The remark drew laughter, but according to some online sources, it was incorrect.
The Washington Examiner, a conservative US news magazine, reports that “Giacoppa was actually first lady Jill Biden’s grandfather, not her father”.
Giacoppa was apparently the Ellis Island spelling of Giacoppo, the name of the First Lady’s grandfather Domenico.
The surname was later Anglicised to Jacobs.
The Washington Examiner adds: “Biden has made the Giacoppa joke in the past, including at an opera ball hosted by then-Italian Ambassador Claudio Bisogniero in 2013.”

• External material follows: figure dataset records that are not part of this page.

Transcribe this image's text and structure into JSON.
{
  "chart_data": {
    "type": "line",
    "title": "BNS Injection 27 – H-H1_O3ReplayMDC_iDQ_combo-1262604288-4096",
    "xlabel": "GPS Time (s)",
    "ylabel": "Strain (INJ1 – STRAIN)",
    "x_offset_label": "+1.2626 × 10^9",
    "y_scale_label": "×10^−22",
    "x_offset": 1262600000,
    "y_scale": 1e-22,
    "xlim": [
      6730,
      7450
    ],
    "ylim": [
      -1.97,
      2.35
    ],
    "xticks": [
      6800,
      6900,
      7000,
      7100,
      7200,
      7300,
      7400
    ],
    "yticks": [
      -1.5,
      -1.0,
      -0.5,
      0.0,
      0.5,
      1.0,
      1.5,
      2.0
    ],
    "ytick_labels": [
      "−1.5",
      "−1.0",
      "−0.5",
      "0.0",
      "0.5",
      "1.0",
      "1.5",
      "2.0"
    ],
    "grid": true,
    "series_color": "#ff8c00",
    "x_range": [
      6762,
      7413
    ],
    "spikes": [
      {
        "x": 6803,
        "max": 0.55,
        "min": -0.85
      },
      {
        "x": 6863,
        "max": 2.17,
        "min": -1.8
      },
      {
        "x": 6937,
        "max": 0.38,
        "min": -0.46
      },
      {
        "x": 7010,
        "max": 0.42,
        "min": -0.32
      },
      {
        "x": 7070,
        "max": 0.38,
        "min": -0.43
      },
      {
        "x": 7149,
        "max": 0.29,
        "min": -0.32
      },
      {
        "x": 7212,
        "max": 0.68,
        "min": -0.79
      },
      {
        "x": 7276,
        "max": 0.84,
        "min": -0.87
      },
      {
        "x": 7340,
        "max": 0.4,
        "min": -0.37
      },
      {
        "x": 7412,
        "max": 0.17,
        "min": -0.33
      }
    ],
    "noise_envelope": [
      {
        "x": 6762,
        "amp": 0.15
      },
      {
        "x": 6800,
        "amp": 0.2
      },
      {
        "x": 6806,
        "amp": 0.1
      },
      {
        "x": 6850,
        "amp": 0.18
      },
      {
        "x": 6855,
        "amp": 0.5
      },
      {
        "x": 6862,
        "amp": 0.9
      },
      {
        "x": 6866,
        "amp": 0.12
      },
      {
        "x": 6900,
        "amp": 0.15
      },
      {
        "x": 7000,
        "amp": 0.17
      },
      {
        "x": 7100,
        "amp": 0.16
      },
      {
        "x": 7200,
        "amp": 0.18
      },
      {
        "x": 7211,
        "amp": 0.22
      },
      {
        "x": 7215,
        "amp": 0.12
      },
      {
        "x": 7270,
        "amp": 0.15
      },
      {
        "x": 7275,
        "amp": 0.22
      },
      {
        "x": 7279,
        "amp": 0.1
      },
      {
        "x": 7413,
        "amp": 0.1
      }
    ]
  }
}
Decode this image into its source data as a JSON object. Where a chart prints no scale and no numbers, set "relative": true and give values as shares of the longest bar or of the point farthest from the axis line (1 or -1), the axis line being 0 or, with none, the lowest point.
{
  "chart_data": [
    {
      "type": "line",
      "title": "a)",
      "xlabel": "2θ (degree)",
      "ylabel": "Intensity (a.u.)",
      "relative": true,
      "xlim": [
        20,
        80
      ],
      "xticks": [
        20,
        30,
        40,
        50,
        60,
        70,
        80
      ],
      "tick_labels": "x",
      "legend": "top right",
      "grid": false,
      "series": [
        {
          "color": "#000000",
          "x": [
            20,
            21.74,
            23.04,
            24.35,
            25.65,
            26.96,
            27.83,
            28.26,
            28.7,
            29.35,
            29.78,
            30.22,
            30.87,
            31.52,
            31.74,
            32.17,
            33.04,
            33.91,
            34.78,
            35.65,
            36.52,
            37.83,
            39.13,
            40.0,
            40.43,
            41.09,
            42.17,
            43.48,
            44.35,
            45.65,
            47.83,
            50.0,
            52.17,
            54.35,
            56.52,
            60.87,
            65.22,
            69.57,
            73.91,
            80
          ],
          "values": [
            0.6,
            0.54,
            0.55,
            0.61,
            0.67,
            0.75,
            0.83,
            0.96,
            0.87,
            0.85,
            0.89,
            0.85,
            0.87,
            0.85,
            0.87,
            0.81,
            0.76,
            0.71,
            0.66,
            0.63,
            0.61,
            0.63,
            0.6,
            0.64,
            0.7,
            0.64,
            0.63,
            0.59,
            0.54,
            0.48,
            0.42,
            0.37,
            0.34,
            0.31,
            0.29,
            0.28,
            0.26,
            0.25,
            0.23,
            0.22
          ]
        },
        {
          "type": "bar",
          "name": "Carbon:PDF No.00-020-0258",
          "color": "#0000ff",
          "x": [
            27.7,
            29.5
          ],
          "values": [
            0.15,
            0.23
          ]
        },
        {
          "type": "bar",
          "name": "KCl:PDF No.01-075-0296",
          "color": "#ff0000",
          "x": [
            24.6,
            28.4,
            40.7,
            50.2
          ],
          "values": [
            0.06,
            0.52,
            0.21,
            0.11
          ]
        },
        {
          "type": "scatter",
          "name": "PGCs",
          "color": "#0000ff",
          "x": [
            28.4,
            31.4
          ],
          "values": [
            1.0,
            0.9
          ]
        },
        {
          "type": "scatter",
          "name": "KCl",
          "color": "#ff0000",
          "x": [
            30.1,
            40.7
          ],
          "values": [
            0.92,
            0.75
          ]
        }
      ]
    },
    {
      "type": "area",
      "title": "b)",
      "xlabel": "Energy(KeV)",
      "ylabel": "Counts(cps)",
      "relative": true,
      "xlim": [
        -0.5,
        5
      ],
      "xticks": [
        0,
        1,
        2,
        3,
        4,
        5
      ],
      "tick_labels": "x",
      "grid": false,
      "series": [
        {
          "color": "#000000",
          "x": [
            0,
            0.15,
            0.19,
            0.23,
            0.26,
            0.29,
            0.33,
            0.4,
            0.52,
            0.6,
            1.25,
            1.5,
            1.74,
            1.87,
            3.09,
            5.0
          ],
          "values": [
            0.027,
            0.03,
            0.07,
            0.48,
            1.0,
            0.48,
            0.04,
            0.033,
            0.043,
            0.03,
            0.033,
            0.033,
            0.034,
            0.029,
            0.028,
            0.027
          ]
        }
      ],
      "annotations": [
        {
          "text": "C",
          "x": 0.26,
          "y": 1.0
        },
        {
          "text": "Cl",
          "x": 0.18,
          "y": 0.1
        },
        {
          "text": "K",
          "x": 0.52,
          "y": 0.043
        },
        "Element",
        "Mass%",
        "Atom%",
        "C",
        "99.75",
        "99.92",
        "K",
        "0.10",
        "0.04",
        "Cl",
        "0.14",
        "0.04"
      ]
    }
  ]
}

Whilst Joe Biden has often extolled his Irish roots, the surname appears to be of Anglo-French derivation, according to www.houseofnames.com .
Mr Biden went on to say (this is taken from the White House transcript): “I’m the proud son of Catherine Eugenia Finnegan Biden.
“And like so many Americans of Irish heritage, I love Ireland and I was raised in a circumstance where you would have thought my whole family — none of — they came in 1844 and 1845, but you’d think they’d all lived in Ireland the last 60 years — the previous 60 years...
“Irish Americans think they’re more Irish than the Irish.
“And — but that’s kind of how I was raised, like so many Americans of Irish heritage — like other people of other heritage as well...
“And — but, you know, the faith we share with one another and the resilience that we’ve all gone through, both in America and in Ireland, you know, are ones that we’ve been knocked down sometimes. Just knocked flat on our back.
And my — my mom’s expression, for real, was, ‘Joey, get up. Just get up. Get up.’
“It’s a simple proposition. It was sort of the Irish of it. You just get up, no matter what. Dust yourself off and move.
“Not — we’re not the only culture that has that view, but it was imbued in my family.”